In January 2001, then-President Bill Clinton designated Governors Island, a former United States Army and Coast Guard military base off the southern tip of Manhattan, a historic district in an effort to enhance the island’s public use. In March 2002, then-President George W. Bush, New York State then-Governor George Pataki and New York City Mayor Michael Bloomberg announced that Governors Island would be sold to the City of New York and New York State for a nominal fee. On January 31, 2003, the United States General Services Administration (GSA) transferred the 22-acre National Monument property to the Department of the Interior, to be managed by the National Parks Service (NPS), and the remainder of the Island to the Governors Island Preservation and Education Corporation (GIPEC), a New York not-for-profit corporation created in 2002 by the New York State for the purpose of owning and managing the 172-acre island, for $1.
As part of the transfer to GIPEC, the federal, state and local governments agreed to deed restrictions requiring - among other things - public accessibility, programming and uses that benefited the public, parkland, educational uses, and historic preservation. At least 40 acres must be for parkland, at least 20 acres for educational uses, and 30 acres for "public benefit uses." The remaining land, about one-third of the island, can be used for other uses, including commercial.
In January 2004, GIPEC selected a consulting team for Governors Island pre-development and planning. Following the work of the consulting team, a request for expression of interest was issued by GIPEC in 2005. This bid was directed at developers, investors, and a range of potential tenants. GIPEC received 96 submissions and utilizing these submissions GIPEC issued three Requests for Proposals (RFPs) for various design and use aspects. GIPEC ultimately threw out all proposals, stating that “none of the whole island proposals met enough of the high standards set out in the RFP selection criteria, including a coherent vision supported by market data, financial return and funding sources, combined with the depth of team experience that would be expected as part of a deal to justify a designation.” Thus, GIPEC decided to focus on the parkland components instead of selecting a long-term partner for redevelopment. On November 12, 2006 the group issued a Request for Statements of Qualification (RFQ) for professional design services for “new and historic parklands and [the] waterfront promenade”.
In January 2006, the city and state pledged to contribute a combined $60 million toward Governors Island’s preservation and redevelopment, although an alliance of civic groups said that this would not be enough. Free ferry rides from Lower Manhattan to Governors Island began in the summer of 2006, attracting 26,000 visitors, up from 8,000 in 2005. In 2006 it was also announced that Bushwick’s public New York Harbor School would relocate to the Island in 2010.

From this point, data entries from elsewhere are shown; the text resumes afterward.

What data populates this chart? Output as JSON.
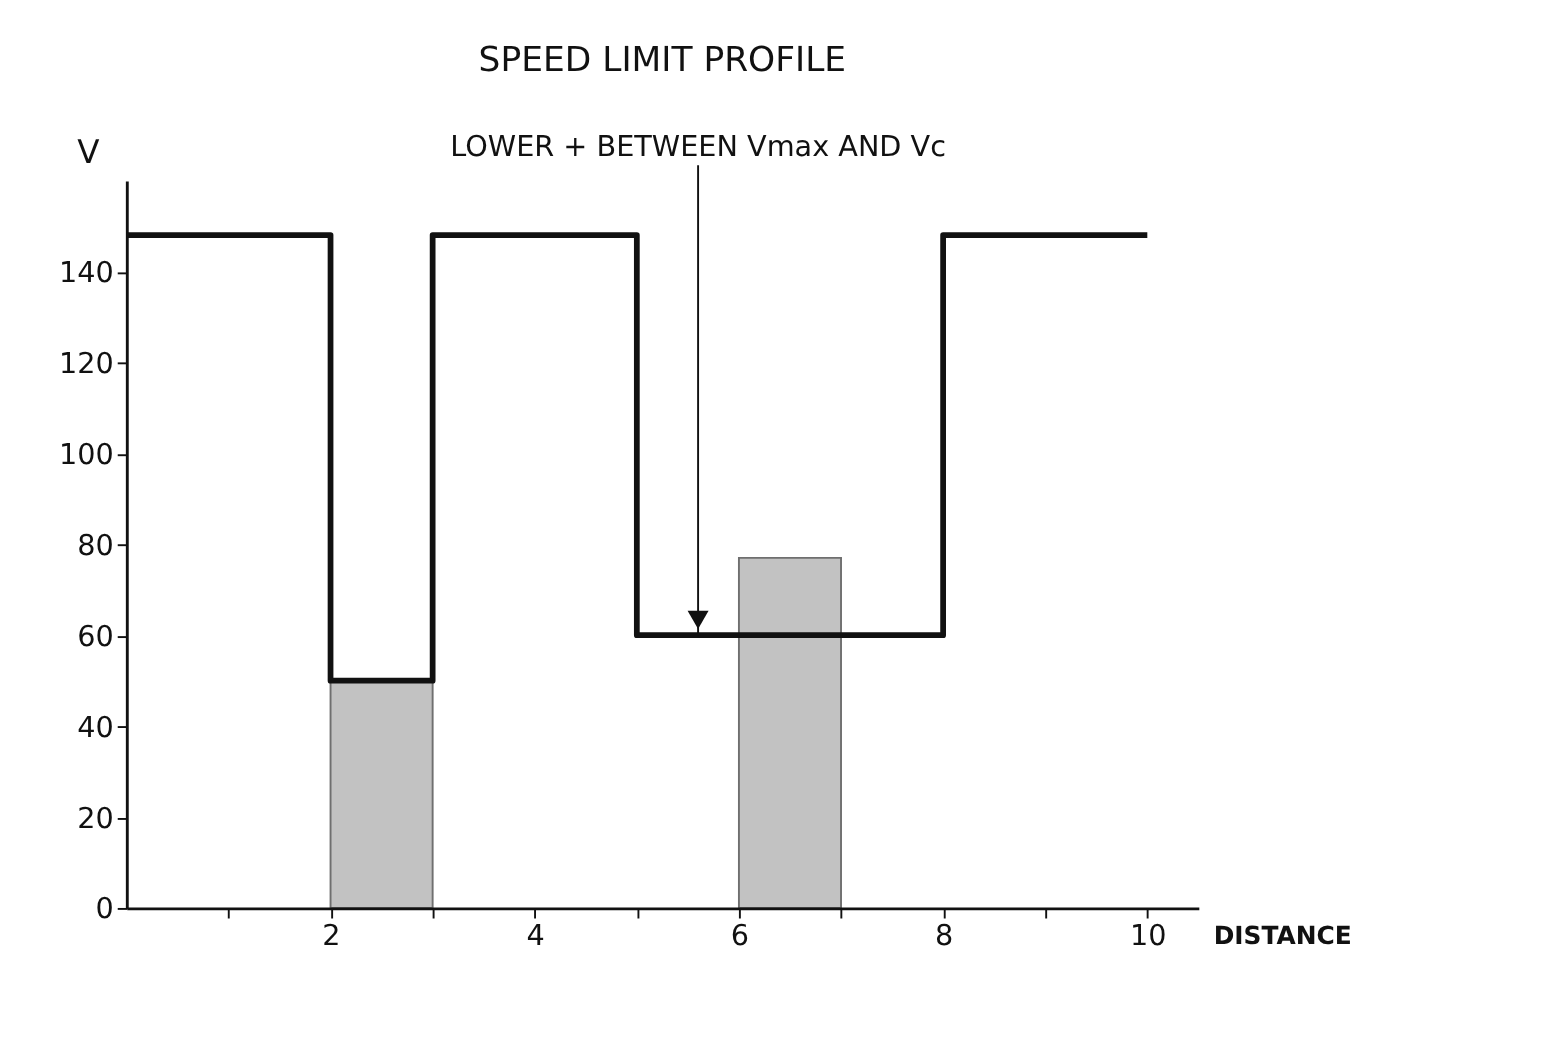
{
  "chart_data": {
    "type": "step",
    "title": "SPEED LIMIT PROFILE",
    "xlabel": "DISTANCE",
    "ylabel": "V",
    "series": [
      {
        "color": "#111111",
        "x": [
          0,
          2,
          3,
          5,
          8,
          10
        ],
        "values": [
          148,
          50,
          148,
          60,
          148,
          148
        ]
      },
      {
        "type": "bar",
        "color": "#9a9a9a",
        "x": [
          2.5,
          6.5
        ],
        "values": [
          50,
          77
        ]
      }
    ],
    "annotations": [
      {
        "text": "LOWER + BETWEEN Vmax AND Vc",
        "x": 5.6,
        "y": 60
      }
    ],
    "xlim": [
      0,
      10.5
    ],
    "ylim": [
      0,
      160
    ],
    "xticks": [
      {
        "value": 1,
        "label": null
      },
      2,
      {
        "value": 3,
        "label": null
      },
      4,
      {
        "value": 5,
        "label": null
      },
      6,
      {
        "value": 7,
        "label": null
      },
      8,
      {
        "value": 9,
        "label": null
      },
      10
    ],
    "yticks": [
      0,
      20,
      40,
      60,
      80,
      100,
      120,
      140
    ],
    "grid": false
  }
}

Governors Island development continued in 2007, as the city and state again split operating costs. In June 2007, a new operator was chosen to run the free ferry transportation to the Island, and in July 2007, GIPEC purchased a new ferry.
Free transportation to the island, bicycle rentals, cultural events, and recreational activities attracted over 100,000 visitors to Governors Island in 2008, as compared to 56,000 visitors in 2007. The island’s success as a visitor destination led to the planning of more projects, such as an entertainment complex, art studio, and exhibition space.
Developments on the island continue to evolve. In April 2009, the NPS announced that a portion of federal stimulus money would be allocated to stabilize Castle Williams, a monument on the island. Liberty Village, a Coast Guard housing complex built in 1988, was torn down and the site converted to a picnic area for the summer of 2009. The demolition of Liberty Village also opened the island’s 2.2-mile perimeter to pedestrians and bicyclists for the first time. $120 million in public financing has been invested in the project thus far and demolition and conversion to parkland is expected to be entirely complete in 2012 - although more funding will likely be needed. In June of 2009, the GIPEC collaborated with Brooklyn non-profit Added Value to open a 3-acre organic farm.
Within Governors Island's historic district, there are 52 buildings totaling 1.4 million square feet of space that require renovations. Any reuse of these buildings or new development must be submitted for approval through an RFP process. Three tenants have successfully submitted bids to occupy space on the island: the New York Harbor School, the Lower Manhattan Cultural Council, and the New York Water Taxi Beach (purveyor of dining and entertainment).
In April 2010, the state and city brokered a deal wherein the city acquired the 172 acre Governors Island. Much of the island will be converted into a public park, with some land reserved for commercial development, a high school, and a possible satellite campus of New York University. Under the terms of the agreement, Mayor Bloomberg will appoint 9 of the 13 members to the new Governors Island Operating Entity.
The total cost of redeveloping the Governors Island will reach an estimated $200 million, of which New York City has already pledged $41.5 million. The city will assume full responsibility for maintaining the island, except for a section occupied by a historic fortress that will remain controlled by the National Park Service. A transfer agreement with the federal government prohibits the city from building residential housing or casinos on the island. The acquisition of Governors Island reflects a major accomplishment in the city’s goal of acquiring more properties owned by the cash strapped State of New York.